We Need to Talk About Kevin is striking in its ability to so thoroughly examine the personalities and inner workings of so many characters without really changing them. From beginning to end, every main character represents a predictable stereotype that never veers far from his expected thoughts and actions. Eva is the career woman, the mother who did not want a child and resents him for it. Despite her desire to love him, which comes in waves, she simply cannot overcome that resentment and has to justify it, most significantly with another child, in order to prove she is a capable, loving mother and good person. Franklin is the traditional family man. He loves sports and his country and wants to instill those passions in his kids. He would never allow his wife to work while he stays at home, even if she's making considerably more money than him. Because of his burning desire to achieve the perfect nuclear family, he tends to overlook any flaws in his family that stray from that happy family picture, and deals more with the ideal than the real. Celia is the innocent younger sibling who naively can only see the good in people even when looking at pure evil, and she is her mother's saving grace.

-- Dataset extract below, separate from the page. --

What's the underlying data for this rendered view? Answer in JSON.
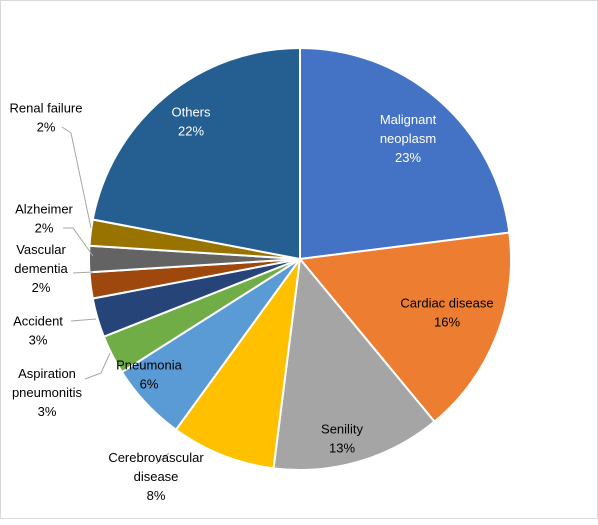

That brings us to Kevin, who despite being the focal point of the novel and its most interesting character, is relatively static. It is not difficult to look past his insincere gestures to his father and see that every single interaction he has with every character in the book is selfish, and he has only bad intentions. While Kevin is hard to figure out, he is not hard to predict. He does not throw many curve balls at the reader. The biggest surprise he offers is those two weeks when he is sick, where his actions are hard to explain, but they ultimately change nothing and it's back to business as usual as soon as he recovers. That small window of love and normalcy for the family, even if it did come out of illness, makes the tragic ending all the more depressing.

While the novel is an interesting read and explores themes that people often do not want to discuss, the characters themselves are not what makes the book especially noteworthy. If anything they are rather unbelievable and would be hard to take seriously as a true story.